Employees’ rights are now more safeguarded. They cannot, for example, be fired without cause.

To Employers:

Workers are more motivated because their individual rights are more safeguarded and represented. Higher levels of efficiency and production result as a result of this.

Importance of Trade unions-

The origins of labour unions can be traced back to the 18th century when the fast expansion of industrial civilisation drew in significant numbers of women, children, and immigrants. Toward the close of the nineteenth century, the Catholic Church also encouraged trade unions. Industrial peace necessitates the existence of a powerful and well-recognised trade union. The decisions reached through collective bargaining and talks between employers and unions have a greater impact. Trade unions play a crucial role in facilitating effective communication between workers and management. They offer guidance and help to ensure that disagreements do not escalate into serious disputes. A trade union’s main purpose is to represent individuals at work. They do, however, play a larger role in safeguarding their own interests. They also serve as key educational institutions, hosting classes for their members on a variety of topics. A key component of union activity is the pursuit of a healthy and safe working environment.

  • By helping in the recruitment and selection of workers.
  • By inculcating discipline among the workforce
  • By enabling settlement of industrial disputes in a rational manner
  • By helping social adjustments. Workers have to adjust themselves to the new working conditions, the new rules, and policies. Workers from various backgrounds may become disorganized, dissatisfied, and frustrated as a result of their work environment. Unions assist them in making such adjustments.

Objectives of Trade Union:

(1) To improve employees’ economic circumstances by achieving higher wages.

(2) To provide improved working conditions for employees.

(3) To ensure that the workers receive a bonus from the company’s revenues.

(4) To provide workers with steady employment and to oppose management practices that restrict job prospects.

(5) To provide legal help to workers in the event of a labour dispute or wage payment issue.

(6) To preserve labour positions from retrenchment and layoffs, among other things.

(7) To ensure that workers get provident funds, pensions, and other benefits in accordance with the rules.

(8) To ensure that workers’ safety and health are better protected.

(9) To ensure that workers are involved in management.

(10) To instill in workers discipline, self-respect, and dignity.

Advantages of Trade Union 

  1. Working with a union saves time in pay discussions when compared to dealing with individuals.
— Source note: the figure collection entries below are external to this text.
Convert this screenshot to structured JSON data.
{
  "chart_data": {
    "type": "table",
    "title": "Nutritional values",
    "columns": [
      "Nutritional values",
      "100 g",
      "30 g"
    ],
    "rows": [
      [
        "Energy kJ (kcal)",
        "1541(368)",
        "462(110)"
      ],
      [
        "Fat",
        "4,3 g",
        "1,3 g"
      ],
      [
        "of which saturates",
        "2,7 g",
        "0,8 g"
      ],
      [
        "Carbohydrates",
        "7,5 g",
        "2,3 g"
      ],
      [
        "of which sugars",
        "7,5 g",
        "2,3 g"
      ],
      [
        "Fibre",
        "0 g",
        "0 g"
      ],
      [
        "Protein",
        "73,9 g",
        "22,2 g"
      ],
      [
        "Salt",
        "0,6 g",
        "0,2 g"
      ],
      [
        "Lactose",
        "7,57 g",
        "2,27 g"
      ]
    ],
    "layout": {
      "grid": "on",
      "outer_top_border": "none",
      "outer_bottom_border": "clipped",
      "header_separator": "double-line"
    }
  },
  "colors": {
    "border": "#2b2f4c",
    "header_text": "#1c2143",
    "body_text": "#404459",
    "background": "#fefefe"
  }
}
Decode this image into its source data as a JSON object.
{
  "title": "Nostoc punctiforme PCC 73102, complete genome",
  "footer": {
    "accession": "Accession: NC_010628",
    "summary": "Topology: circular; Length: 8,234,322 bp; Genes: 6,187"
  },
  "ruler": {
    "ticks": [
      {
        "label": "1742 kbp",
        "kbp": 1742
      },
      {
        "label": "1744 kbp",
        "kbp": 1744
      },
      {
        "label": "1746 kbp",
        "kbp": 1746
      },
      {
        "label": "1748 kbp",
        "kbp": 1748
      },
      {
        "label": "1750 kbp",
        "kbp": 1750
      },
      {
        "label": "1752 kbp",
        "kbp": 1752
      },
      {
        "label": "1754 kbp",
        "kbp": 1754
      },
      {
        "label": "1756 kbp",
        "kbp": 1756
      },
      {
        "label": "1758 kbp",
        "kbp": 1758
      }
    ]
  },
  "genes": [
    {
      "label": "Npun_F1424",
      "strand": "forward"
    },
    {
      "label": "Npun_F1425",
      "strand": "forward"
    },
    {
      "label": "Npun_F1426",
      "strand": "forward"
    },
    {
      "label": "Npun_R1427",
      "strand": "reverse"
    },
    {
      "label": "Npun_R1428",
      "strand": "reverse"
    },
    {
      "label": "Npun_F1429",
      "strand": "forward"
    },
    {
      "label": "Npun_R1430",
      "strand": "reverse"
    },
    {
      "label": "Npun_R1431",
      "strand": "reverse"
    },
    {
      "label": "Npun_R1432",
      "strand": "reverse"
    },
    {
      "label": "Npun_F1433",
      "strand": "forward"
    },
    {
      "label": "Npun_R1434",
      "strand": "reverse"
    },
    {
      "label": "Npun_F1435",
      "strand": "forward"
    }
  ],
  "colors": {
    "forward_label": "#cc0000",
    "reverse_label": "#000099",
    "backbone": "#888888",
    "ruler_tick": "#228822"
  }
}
This is especially important in the case of supervisors and managers, as it aids in the promotion of appropriate remuneration plans and the avoidance of inequity and probable resentment.
  1. Employees can more easily be provided a picture of the organisation’s problems and so gain a better grasp of them through meetings with shop stewards and local union leaders when there is mutual respect, that is when morale is high. As a result, better labour relations should emerge.
  1. Workers recognise the value of unionisation and are able to engage in constructive talks about working practices, disciplinary measures, and other issues with the help of union representatives. Worker dissidents are often contained by the majority of workers when relations are excellent.
  1. Working together with a trade union may make it easier for an organisation to fulfill the requirements imposed on employers by government rules and statutes.
  1. With union cooperation, changes in working habits and necessary redeployment of personnel can be done more quickly. When redundancies are unavoidable, union participation can be very beneficial in securing adequate compensation for individuals who are affected.

Conclusion

In India, trade unionism has come a long way. From having no legal backing to making union “strikes” illegal, to granting them registration and mandatory recognition, to now having full-fledged law and special courts, India’s trade unions have achieved amazing prestige and stature in the labour movement. However, trade unions continue to encounter challenges such as a lack of financial resources and government assistance. As a result, there is still room for trade unionism to grow in India.